Oireachtas Joint and Select Committees

Tuesday, 2 November 2021

Joint Oireachtas Committee on Climate Action

Reduction of Carbon Emissions of 51% by 2030: Discussion (Resumed)

Dr. James Moran:

Regarding our ambition, we are heading towards a cliff edge, as Deputy Whitmore said, in 2025 or 2026, and the more we delay action, the less of an incremental approach we take, and if we do not make positive changes sooner rather than later, the more we will have to fall at one point or another. Reading some of the EU targets, we are talking about carbon neutrality by 2050. That is the overall target we are looking towards, but in respect of the Green Deal, in the agriculture, forestry and other land use sector, the European target is to be carbon-neutral by 2035. If we are not working seriously now with higher level ambition to 2025 and 2030, working towards carbon neutrality in the agriculture, forestry and other land use sector, we will not have a chance of meeting the European target for 2035, which is not coming through in the narrative at all at the moment. The science says it, the Government knows it and the main Opposition party knows it as well. We have to meet these targets, and the more we delay action the more difficult it will be.

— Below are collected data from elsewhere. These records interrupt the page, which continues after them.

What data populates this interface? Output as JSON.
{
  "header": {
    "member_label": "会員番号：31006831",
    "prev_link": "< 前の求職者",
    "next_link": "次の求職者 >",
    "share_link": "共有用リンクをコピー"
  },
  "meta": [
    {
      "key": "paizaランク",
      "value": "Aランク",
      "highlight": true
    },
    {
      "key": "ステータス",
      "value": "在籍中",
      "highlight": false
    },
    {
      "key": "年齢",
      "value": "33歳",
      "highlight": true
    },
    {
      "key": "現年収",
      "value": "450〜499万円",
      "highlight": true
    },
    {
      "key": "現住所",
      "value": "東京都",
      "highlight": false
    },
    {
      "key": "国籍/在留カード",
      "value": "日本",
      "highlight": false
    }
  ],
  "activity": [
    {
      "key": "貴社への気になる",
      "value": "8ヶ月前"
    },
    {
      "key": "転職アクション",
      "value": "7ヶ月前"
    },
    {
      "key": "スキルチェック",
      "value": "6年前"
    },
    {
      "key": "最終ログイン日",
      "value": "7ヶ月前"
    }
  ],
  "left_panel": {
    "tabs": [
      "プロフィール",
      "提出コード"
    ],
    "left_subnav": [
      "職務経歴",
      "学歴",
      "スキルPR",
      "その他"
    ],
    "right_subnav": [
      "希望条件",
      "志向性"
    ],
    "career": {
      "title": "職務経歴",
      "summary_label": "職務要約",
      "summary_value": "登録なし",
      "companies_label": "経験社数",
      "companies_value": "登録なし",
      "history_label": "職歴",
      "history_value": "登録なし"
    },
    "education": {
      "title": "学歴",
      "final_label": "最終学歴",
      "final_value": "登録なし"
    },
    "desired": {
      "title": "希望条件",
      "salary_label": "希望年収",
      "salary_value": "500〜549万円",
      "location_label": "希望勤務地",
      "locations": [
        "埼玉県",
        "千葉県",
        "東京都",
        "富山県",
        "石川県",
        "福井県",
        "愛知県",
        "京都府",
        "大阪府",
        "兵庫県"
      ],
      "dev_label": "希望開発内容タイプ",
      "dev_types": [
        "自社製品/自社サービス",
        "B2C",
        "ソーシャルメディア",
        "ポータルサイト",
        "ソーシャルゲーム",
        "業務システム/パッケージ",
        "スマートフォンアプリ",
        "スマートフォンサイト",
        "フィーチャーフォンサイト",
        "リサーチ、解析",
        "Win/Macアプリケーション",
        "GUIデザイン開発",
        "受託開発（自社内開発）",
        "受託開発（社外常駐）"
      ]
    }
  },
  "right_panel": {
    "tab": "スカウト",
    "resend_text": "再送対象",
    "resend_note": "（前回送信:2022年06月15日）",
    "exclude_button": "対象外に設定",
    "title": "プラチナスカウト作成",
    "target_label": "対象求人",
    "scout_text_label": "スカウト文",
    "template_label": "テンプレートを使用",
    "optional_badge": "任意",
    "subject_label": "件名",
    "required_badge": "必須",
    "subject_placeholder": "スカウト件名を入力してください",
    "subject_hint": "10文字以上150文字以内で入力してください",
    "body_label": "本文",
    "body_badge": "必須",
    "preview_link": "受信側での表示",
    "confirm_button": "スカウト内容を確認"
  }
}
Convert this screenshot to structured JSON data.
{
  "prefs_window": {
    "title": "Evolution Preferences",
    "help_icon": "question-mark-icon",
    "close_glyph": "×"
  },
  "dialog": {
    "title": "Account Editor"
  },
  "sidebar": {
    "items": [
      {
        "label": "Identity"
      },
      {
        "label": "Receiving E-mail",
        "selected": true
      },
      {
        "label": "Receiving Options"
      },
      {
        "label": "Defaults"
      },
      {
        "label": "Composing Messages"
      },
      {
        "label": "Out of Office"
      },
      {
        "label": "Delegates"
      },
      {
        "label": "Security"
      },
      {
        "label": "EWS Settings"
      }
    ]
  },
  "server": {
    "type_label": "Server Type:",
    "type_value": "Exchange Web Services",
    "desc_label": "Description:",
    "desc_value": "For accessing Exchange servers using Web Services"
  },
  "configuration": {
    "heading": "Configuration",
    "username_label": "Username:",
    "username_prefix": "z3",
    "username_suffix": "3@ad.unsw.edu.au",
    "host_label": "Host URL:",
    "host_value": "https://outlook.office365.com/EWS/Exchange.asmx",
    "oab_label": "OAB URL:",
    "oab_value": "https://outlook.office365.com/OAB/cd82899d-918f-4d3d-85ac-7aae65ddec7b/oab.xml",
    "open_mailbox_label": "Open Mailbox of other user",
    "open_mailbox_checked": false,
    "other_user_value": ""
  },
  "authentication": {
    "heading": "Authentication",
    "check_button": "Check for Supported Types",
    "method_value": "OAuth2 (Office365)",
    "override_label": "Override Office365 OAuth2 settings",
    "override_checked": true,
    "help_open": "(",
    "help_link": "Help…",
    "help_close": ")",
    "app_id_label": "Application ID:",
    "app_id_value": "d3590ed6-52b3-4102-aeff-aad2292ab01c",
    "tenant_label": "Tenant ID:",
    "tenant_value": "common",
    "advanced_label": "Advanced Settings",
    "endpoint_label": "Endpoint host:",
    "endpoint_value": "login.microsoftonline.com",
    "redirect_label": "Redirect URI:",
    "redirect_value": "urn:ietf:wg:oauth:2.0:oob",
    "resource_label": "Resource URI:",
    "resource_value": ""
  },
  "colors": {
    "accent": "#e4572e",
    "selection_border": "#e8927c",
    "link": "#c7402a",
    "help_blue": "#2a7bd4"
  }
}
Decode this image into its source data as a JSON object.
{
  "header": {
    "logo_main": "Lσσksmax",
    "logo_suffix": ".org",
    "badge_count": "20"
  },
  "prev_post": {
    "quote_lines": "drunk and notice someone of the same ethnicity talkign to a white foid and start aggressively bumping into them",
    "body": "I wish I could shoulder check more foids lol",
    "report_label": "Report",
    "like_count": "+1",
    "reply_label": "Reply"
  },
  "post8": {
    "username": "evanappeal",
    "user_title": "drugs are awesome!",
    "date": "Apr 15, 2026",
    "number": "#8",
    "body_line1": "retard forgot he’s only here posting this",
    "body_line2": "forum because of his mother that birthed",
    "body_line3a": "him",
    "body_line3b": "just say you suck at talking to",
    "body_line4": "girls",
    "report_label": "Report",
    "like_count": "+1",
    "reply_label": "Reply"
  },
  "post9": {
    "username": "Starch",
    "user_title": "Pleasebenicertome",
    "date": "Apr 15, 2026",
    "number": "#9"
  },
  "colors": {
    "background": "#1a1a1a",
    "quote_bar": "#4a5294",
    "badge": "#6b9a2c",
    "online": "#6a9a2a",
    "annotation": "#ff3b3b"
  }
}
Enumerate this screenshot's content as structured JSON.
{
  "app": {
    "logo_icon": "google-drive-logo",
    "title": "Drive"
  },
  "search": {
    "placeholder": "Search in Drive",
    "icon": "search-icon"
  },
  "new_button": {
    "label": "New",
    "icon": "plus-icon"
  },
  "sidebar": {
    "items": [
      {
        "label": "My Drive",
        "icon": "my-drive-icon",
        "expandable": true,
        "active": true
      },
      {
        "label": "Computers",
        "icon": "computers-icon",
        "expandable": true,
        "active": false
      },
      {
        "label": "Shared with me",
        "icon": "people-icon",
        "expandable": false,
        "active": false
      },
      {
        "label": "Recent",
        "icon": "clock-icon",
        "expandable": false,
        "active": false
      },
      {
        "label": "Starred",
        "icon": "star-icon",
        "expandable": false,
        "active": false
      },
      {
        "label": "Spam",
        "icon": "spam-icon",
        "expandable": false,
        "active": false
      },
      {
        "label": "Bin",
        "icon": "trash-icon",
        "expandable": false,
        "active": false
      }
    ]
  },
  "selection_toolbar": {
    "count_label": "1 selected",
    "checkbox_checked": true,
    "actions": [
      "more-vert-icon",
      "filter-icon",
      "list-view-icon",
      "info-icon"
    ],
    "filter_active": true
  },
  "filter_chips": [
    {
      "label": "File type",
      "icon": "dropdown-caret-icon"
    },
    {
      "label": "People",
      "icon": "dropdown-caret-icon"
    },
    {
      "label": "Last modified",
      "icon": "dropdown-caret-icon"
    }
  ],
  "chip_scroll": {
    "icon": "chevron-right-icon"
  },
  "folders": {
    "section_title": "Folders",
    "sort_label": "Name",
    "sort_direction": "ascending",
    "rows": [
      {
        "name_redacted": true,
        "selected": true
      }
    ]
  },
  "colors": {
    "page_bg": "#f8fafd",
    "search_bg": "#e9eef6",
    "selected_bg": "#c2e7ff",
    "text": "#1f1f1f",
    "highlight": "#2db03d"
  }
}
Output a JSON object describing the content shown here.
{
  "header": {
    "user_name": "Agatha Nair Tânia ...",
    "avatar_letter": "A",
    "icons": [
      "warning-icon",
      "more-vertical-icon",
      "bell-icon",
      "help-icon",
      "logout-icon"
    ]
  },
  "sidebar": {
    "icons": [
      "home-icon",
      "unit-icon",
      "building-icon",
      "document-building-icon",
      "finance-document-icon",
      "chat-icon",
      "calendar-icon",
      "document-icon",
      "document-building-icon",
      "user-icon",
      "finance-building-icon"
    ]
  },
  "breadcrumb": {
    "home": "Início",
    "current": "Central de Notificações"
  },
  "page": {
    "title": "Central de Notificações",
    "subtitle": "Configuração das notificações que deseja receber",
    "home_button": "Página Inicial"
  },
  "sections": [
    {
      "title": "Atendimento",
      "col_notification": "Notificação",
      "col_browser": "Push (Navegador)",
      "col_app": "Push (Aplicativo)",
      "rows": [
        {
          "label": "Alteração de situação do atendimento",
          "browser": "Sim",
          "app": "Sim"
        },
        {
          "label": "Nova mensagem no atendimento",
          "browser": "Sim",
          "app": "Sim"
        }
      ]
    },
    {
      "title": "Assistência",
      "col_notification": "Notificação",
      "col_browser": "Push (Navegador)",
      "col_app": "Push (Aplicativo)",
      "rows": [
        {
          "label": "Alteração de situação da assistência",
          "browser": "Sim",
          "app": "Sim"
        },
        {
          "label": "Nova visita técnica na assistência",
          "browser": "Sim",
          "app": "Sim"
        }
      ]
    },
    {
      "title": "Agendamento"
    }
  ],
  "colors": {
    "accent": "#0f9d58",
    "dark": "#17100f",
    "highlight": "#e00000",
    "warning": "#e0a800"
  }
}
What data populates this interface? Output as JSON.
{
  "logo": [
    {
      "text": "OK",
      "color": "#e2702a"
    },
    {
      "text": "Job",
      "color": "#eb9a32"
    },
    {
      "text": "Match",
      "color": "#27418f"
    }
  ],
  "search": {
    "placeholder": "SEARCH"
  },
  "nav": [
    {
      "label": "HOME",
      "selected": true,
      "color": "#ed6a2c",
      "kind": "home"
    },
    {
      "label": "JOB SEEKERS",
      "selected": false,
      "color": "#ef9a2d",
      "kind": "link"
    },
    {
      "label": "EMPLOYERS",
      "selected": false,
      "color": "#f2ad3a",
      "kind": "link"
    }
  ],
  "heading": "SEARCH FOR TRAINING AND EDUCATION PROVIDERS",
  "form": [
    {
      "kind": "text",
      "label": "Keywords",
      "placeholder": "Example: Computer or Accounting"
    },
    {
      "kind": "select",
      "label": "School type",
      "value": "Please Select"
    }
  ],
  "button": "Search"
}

We should take more positive action now, have an ambitious CAP, for example, set our targets at a higher level of ambition and not roll back as we have seen in the base line conditionality. We need to drive on eco schemes that deliver positive action. With many of the current eco schemes, we know that when they are designed they will not do anything beyond business as usual. There is €300 million per annum invested in that. That a government would do such a thing is crucifiable. In addition, we have to stop having what we call indirect climate actions or agri-environment actions. If we are calling something an agri-environment or a climate action and we are thinking of it as having only an indirect benefit to the climate, it is not climate action. We have no more time for that sort of stuff.

We need to take an incremental approach towards the targets for 2035 and 2050, but the approach we have taken from the start has been very much delayed, considering we have been such a laggard for so long. The delaying will only make it more painful further down the line. If we do it right, based on what we have seen in the projects and the examples given here, it does not need to be painful. We can build a farm economic system, stepping in in the mid-term with public funds to pay for the targets we want to achieve. There is no way around this. If we want to change our agricultural system - and much of it at the moment is based on production subsidies or still tied to past production levels - we need to tie that now to environmental performance.

We are under-ambitious as well in the budget that has been assigned to the agri-environmental schemes to make some of this change happen. We estimated in some of our initial calculations that we needed a budget of approximately €400 million for agri-environmental schemes. We have in the budget that was recently published €300 million per annum, so it is about 25% short to realise the vision we have. That answers Deputy Whitmore's question a small bit.

The labelling systems are quite a difficult matter. There are many more people who are an awful lot more expert in this within Bord Bia and the Department of Agriculture, Food and the Marine. There is European labelling legislation that has to be taken into account as well. I know from talking to some colleagues recently that there have been webinars on this, and there is Mr. Sheehan's work with his new European innovative partnership project to see if he can develop labelling in this regard, but it is not easy. It is more in the realm of business, marketers and scientists. If, however, the Government gives clear signals that we want to differentiate products, and if the industry takes a lead on this and states it wants a label that means something in respect of environment delivery, the expertise is elsewhere in terms of the industry and the Bord Bias and marketeers of this world to make that happen but, again, the will is needed to make it happen.